ふんっ、と呟く宰相の顔が先ほどとは一変、まるで彼らを嘲るようかのようだった。


























「ーーと、いうわけです」

ルーの遣いで城から戻った男は、男にしてはやや高い声で淡々とルーに報告を告げる。そこは、塔の最上階に位置する幹部専用の招集室。今この時、この部屋には隊長のルーと、副隊長である彼、スヴェン以外に人の気配はなかった。スヴェンは既に、外で身に着けていた仮面を外し、美しくも冷ややかな彼の素顔を見せていた。切れ長の目からは、何の表情も読み取れない。プラチナブロンドとも評される彼の髪さえ、彼の冷淡な雰囲気を助長しているようだった。

「そうか−−ご苦労だった」

部屋の奥に配置された一際大きなイスに座り、ルーはスヴェンの報告をひと通り聞いていた。内容には特に驚く事もなく、予想から大きく外れるような話はないようだった。表情をほとんど変えず報告を終えたスヴェンに負けず劣らず、今のルーにも特段何の表情も浮かんではいない。元々表情をすぐ表に出すようなタイプでもなく、相手が鉄仮面のスヴェンであるなら尚更だ。もしこの場に、彼ら以外に人間があったとしたら、彼らの冷め切った無言の応酬に口をはさめる者は誰もいないだろう。そういう独特の雰囲気だった。

そうして、ルーは報告の内容と今後の対応をゆっくりと吟味し始める。予想通りの反応をした宰相の反応に、それは本音かと疑問すら湧くが、今までにルー自身が療養するほどの怪我を受けた事がないのもまた事実。そういう反応も当然という気もする。まあしかし、とルーは考える。これを機に、武兵隊に仇なす不穏分子の炙り出しを行えれば。次の世代にもこの部隊を繋げていける。

黙りこんだまま、そこまで考えを詰めていたルーは、ふと目の前に気配を感じ、ハッとして顔を上げた。相変わらず無表情のまま、しかし何かを言いたそうに、スヴェンはルーをじっと見つめていた。思わず何だ、と先を促せば、スヴェンは口火を切ったように一気に捲し立てた。

「……今貴方は、ずっと先の事まで考えているのでしょうけれどーー、貴方は何をお考えなのですか?入隊間もない僕を副隊長に引っ張り上げたと思ったら、今度は僕に全権を委任して任務を遂行させるだなんて……無責任にも程があります。見ての通り僕は団体行動には向きません。足手まといになると思うといてもたってもいられませんし、他人の行動に合わせる事も大嫌いです、他人といる事で弱いと思われるのもごめんです。ーーかといって、僕は貴方やレオンさんのようにズバ抜けて強いわけでもありません、ーーーーなぜ、僕なんですか?」

息を乱す事なく淡々と訴えかけるスヴェンには、どこか哀愁さえ漂っている。普段から口数の少ないスヴェンだが、このように饒舌に話す姿も時たまみられる事を、ルーは知っていた。同時期に武兵隊に訓練兵として入隊した面々と比べ、彼は酷いコンプレックスを抱いている。体力不足、機動力不足、そして彼が一番得意とする俊敏ささえ飛び抜けている訳ではなく。他の面々に比べ、スヴェンが見劣りすると考える者は多い。だが、ルーは彼に目を付けた。
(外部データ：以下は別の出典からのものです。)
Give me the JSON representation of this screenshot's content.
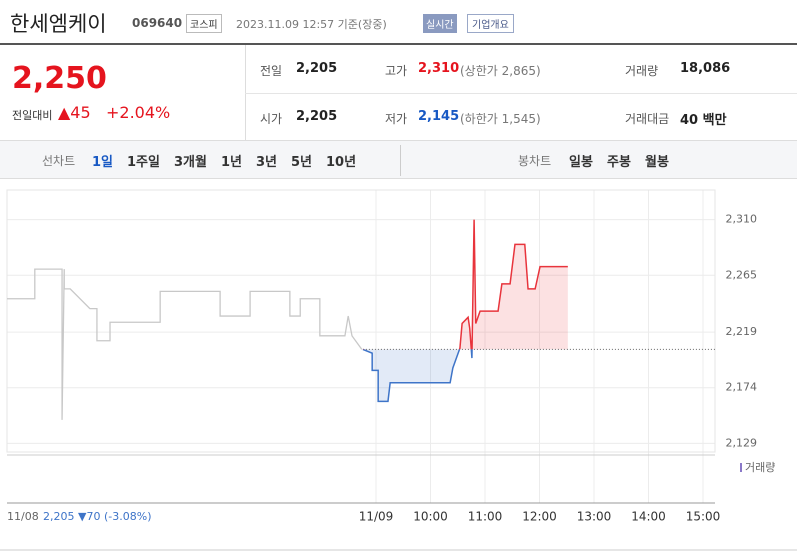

一見儚げな外見だが、しっかりとした自を持ち、時に相手を屈服させる程の巧みな話術を持っていた。そして何よりも、どんな状況下でも適切な判断を下し他を誘導できるだけの行動力があったのだ。武兵隊に訪れるだろう変化を支えられるのは、彼しかいない。ルーは確信していた。

「お前が入った時から決めていた事だ、あまり考えるな」
「え……」
「時期に分かる。今まで武兵隊は上手くやってきた。酷く大変な時期もあったが、今、この隊が波に乗っているのは確かだ。小さな集まりが、今や一国をかき乱せる程の力を得た。……だが、この調子のいい波がいつまでも続くとは思えない。隊には敵が多いし、人間の偏見が無くなるとは到底思えない。ーーだから、近々少し隊の形を変えようと思う。それには、お前の力が必要だと思っている。お前はいつも、冷静で正しい判断が下せる。俺はそれを買ってるんだ」

ひゅっと、スヴェンが息を飲む音がルーの耳にも届いた。きっと、ここまで評価されていると、スヴェンは思ってもいなかったのだろう。表情の中に微かな驚きが見え隠れしている。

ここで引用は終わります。